Firstly, galleries don’t have faith in their own prices. If Cohen is auctioning off works he bought from galleries, it’s fair to assume that he gave all of those galleries the opportunity to buy back the pieces first — and that they declined. On top of that, one of the notable things about Cohen’s Richter is that it is coming to auction with an estimate of $15 million to $20 million, which is below the $20 million he’s reported to have paid for it in 2012. Cohen is a trader, who marks to market: of all people, he’s going to worry the least about taking a loss. But he also wouldn’t sell now if he thought there was serious potential for price appreciation.

Secondly, we might be seeing the smart money rushing to the exits. They could make more money selling privately — but that takes time, and maybe they don’t think that they have time.

Thirdly, it’s possible that the auction houses are doing something which Dan Loeb accused Sotheby’s of in his recent letter:

Based on discussions with market participants, it is our understanding that it has been Sotheby’s who has most aggressively competed on margin, often by rebating all of the seller’s commission and, in certain instances, much of the buyer’s premium to consignors of contested works.

While it’s relatively commonplace for auction houses to charge big sellers no commission on their works, it’s very uncommon for the auction house to share any of the buyer’s premium with the seller.

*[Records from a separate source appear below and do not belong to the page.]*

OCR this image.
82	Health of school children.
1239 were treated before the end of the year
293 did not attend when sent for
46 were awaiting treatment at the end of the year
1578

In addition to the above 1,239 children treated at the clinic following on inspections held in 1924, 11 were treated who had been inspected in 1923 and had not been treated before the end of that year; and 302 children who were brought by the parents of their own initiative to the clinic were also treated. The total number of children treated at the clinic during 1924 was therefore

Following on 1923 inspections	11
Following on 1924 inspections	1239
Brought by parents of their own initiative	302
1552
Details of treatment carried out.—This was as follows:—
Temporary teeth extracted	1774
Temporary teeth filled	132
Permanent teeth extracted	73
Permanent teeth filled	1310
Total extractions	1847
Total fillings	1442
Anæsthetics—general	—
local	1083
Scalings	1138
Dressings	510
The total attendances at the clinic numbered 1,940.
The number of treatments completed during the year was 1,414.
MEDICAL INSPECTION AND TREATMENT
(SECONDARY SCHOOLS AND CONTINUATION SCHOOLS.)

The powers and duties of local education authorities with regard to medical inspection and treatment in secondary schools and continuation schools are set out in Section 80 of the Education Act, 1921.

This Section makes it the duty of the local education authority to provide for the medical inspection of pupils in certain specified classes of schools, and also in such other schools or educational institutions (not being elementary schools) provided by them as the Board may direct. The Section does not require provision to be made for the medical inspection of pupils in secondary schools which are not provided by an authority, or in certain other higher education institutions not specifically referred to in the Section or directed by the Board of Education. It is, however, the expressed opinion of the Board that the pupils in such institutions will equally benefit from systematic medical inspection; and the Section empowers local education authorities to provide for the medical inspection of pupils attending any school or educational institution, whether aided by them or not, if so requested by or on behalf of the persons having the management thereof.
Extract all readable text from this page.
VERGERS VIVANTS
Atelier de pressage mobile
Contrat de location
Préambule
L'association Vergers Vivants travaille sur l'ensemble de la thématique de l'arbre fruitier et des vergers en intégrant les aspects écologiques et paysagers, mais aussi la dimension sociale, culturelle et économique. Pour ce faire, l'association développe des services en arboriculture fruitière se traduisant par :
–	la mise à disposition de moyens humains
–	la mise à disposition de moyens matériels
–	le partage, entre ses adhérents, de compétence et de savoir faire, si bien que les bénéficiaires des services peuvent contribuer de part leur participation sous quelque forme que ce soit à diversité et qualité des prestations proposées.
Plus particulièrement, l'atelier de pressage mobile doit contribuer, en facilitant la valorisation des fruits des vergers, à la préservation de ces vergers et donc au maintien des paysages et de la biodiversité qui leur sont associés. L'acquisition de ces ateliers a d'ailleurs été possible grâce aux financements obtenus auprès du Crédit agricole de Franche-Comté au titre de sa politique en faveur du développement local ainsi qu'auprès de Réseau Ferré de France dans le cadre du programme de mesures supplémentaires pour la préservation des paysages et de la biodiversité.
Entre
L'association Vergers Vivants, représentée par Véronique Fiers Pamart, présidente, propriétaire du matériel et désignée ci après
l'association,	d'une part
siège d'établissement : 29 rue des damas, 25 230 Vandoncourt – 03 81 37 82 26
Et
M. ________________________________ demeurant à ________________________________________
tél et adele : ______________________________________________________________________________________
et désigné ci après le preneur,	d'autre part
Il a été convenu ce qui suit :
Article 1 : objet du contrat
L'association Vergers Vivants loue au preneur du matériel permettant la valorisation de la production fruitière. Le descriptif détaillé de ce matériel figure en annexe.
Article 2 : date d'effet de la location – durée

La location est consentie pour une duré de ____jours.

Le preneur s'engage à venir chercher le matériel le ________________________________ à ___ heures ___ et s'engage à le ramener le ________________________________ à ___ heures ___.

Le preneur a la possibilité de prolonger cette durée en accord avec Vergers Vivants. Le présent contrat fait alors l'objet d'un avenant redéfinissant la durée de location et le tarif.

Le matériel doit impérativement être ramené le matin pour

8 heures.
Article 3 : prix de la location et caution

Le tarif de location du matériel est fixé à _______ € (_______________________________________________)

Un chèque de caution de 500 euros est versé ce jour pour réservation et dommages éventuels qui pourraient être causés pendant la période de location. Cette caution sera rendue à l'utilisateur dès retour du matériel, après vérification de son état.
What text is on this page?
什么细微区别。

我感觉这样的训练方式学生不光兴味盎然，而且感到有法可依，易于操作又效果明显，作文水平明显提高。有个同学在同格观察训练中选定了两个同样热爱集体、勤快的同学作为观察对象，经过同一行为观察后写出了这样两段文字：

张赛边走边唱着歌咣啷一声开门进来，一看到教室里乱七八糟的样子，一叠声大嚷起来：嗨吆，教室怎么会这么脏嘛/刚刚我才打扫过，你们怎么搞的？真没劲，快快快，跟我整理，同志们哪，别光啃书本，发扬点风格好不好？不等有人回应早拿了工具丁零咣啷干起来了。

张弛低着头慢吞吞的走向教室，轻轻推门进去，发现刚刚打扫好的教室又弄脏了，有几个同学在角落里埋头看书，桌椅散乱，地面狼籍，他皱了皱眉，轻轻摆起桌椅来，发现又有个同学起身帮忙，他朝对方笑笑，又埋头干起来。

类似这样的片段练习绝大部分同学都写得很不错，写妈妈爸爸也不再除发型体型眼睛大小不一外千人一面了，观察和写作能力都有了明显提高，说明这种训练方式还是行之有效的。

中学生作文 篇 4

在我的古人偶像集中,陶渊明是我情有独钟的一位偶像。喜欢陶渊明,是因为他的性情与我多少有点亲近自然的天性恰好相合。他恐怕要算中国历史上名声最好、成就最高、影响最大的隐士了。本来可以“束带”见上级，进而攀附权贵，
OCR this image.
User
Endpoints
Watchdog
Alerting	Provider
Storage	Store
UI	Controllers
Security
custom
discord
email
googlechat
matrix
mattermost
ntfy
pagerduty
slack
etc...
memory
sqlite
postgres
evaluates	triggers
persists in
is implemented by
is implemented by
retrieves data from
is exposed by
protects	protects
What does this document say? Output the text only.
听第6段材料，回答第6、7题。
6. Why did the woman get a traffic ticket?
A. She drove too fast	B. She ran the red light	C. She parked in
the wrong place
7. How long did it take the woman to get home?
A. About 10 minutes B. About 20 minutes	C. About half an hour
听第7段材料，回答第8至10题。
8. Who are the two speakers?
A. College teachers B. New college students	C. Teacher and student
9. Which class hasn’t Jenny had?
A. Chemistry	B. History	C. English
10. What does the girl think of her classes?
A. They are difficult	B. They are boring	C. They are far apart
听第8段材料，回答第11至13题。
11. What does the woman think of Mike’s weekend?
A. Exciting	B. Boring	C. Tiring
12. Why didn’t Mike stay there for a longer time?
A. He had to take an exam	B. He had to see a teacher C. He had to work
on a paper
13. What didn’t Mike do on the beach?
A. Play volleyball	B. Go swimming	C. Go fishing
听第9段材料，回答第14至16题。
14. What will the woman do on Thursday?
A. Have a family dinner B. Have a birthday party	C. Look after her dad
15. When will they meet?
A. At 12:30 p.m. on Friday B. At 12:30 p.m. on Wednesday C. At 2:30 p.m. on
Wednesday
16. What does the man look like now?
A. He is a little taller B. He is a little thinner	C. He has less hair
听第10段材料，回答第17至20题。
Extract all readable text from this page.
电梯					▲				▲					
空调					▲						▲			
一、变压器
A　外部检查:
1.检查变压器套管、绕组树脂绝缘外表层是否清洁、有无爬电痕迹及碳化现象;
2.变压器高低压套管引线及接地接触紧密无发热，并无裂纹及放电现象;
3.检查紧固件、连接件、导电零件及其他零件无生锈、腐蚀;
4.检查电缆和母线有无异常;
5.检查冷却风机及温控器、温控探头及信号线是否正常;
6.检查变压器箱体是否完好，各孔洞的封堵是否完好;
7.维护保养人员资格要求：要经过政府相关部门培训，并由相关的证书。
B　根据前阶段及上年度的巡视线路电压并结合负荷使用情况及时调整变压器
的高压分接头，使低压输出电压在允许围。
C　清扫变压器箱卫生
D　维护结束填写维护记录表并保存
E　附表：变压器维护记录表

But if that’s happening, that might explain why the sellers are suddenly more willing to use the auction houses as a place to sell their works.

Finally, the quality of the buyers at auction might be weakening, with art-world types being replaced by — for lack of a better word — rich chumps. Auction houses, with their global reach and transparent sale system — the highest bidder always wins — are naturally better suited than art dealers to find collectors who are new to the scene and looking for trophies. And if dealers want to sell to such individuals, they might be forced to go the auction route.

What’s interesting about all four of these possibilities is that they all suggest the same thing — that the contemporary-art bubble is entering its final stages. When a bubble becomes speculative, it becomes much more dangerous, and fragile, and short-lived. This bubble is a robust one: it has been going for many years, gathering momentum all the way. Even the financial crisis barely made it stop for a breather. But if we see another record-breaking season in New York this week, don’t take that as a bullish sign. It could just be that we’re entering a period of feverish selling.

Update: Kathryn Tully wonders whether the art bubble has already started to deflate.